Muy pronto supe que el compartir mis vivencias, sin la vergüenza ni la culpa
mal ubicada que típicamente las acompañan, me abría un mundo de luz y apoyo
pues ese solo hecho, el de hablar, acercó a mí a gente con experiencias similares
que luego me acompañaba cuando yo lo necesitaba. Para llegar a ese punto tuvieron
que pasar más de tres décadas, pero desde entonces no he dejado de hablar
y me he fortalecido. Es eso lo que le deseo a cada persona que fue sexualmente
abusada en cualquier momento de su vida: la sanación liberadora que purifica
al sacar ese secreto del armario y declararse sobreviviente, ojalá también
para luchar por que a ninguna niña o niño le ocurra lo mismo.
Para quien tuvo la suerte de no sufrir esos abusos, quizás sea difícil comprender
la oscuridad e indefensión en que suelen quedar las víctimas. Quedan así porque
les rodea una sociedad temerosa de enfrentar y creer las verdades de la niñez.
Más aún, muchas familias, al rehusarse a hablar con naturalidad sobre la sexualidad,
preparan el terreno para que las niñas y los niños no puedan revelar lo que
algún pariente o extraño les está haciendo, a menudo porque no saben que es
abuso sexual. Si nunca te explican lo que son las caricias sanas y auténticamente
amorosas y, por el contrario, tu entorno está plagado de silencio, mojigatería
y prejuicios, ¿cómo vas a poder reconocer, por lo que son, los abusivos manoseos
con que alguien te controla y a la vez se gratifica?
Algunas personas, sospechando o aun sabiendo que en su propia familia hay
un abusador, lo encubren porque sus actos les representan una vergüenza gratuita
y les desprestigian, sobre todo cuando esos hechos trascienden a la opinión
pública. Y lo hacen a sabiendas que sería mejor tenerlo recluido donde no
pueda violar más niñas o niños, inclusive los propios. Tristemente, les parece
más importante defender el "honor" familiar que resguardar la seguridad
de la niñez.
Sin embargo, en todos estos años he aprendido que por cada persona que se
aferra a la ceguera, quizás hay diez que no están dispuestas a tolerar un
caso más de abuso sexual. Y ahora también son muchos más los hombres, no sólo
mujeres, quienes se pronuncian contra los violadores. Tal vez no tanto ni
públicamente en Guatemala, pero los hay y lo dicen.

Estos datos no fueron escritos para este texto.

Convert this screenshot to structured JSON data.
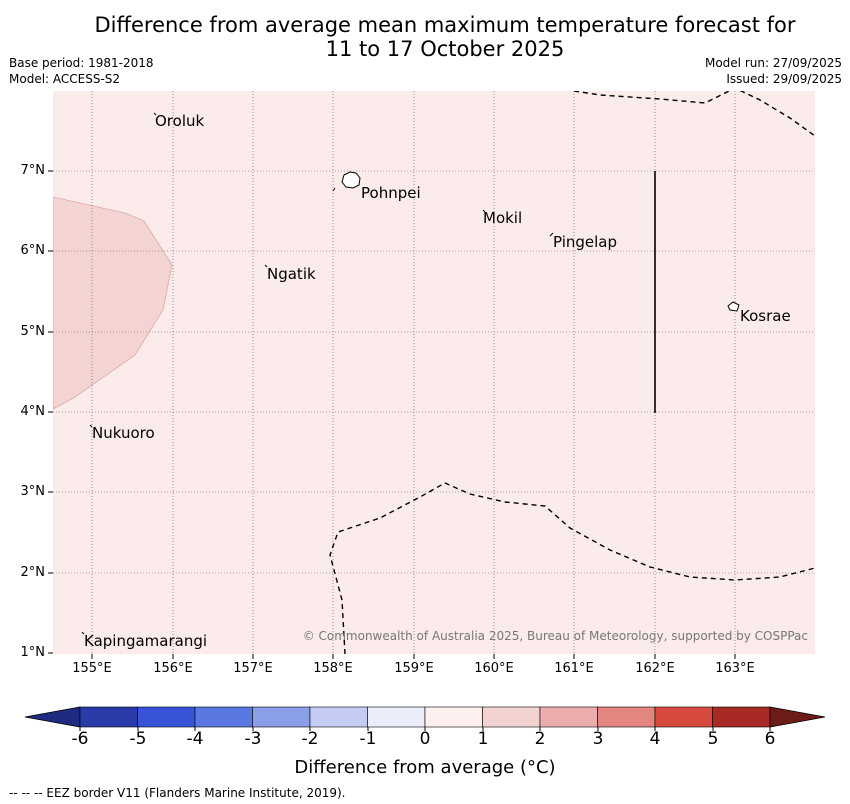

Esta última semana, a raíz de mi artículo del sábado pasado, recibí varios
mensajes de hombres, guatemaltecos y extranjeros, cuya existencia celebro.
Respeto profundamente a ésos que no apañan a los ofensores a través del silencio
o de una vergonzosa solidaridad de género, que no callan ante la violación
y otras violencias contra las mujeres, la niñez y también contra otros hombres,
pues saben que son abusos de poder que no deben ser tolerados. Por el contrario,
apoyan el que sean expuestas las hipocresías que abundan en nuestro medio.
Más que nada, agradezco a ellos su confianza al compartir, además de opiniones,
hechos dolorosos en sus vidas, parecidos a los que han marcado la mía. El
mundo está lleno de heridas abiertas que dejó el abuso sexual en personas
que aún creen estar solas, cuando en realidad les rodea una legión de sobrevivientes.
Bastaría con respirar profundo y decir "a mí me pasó" para que unas
y otros se reconocieran.
Es comprensible que las víctimas resguarden su secreto en una sociedad que
les atribuye la culpa que sólo pertenece a los violadores. Pero no se justifica
el silencio de quienes saben lo que está ocurriendo y nada hacen para detenerlo.
Eso es tan criminal como el abuso mismo.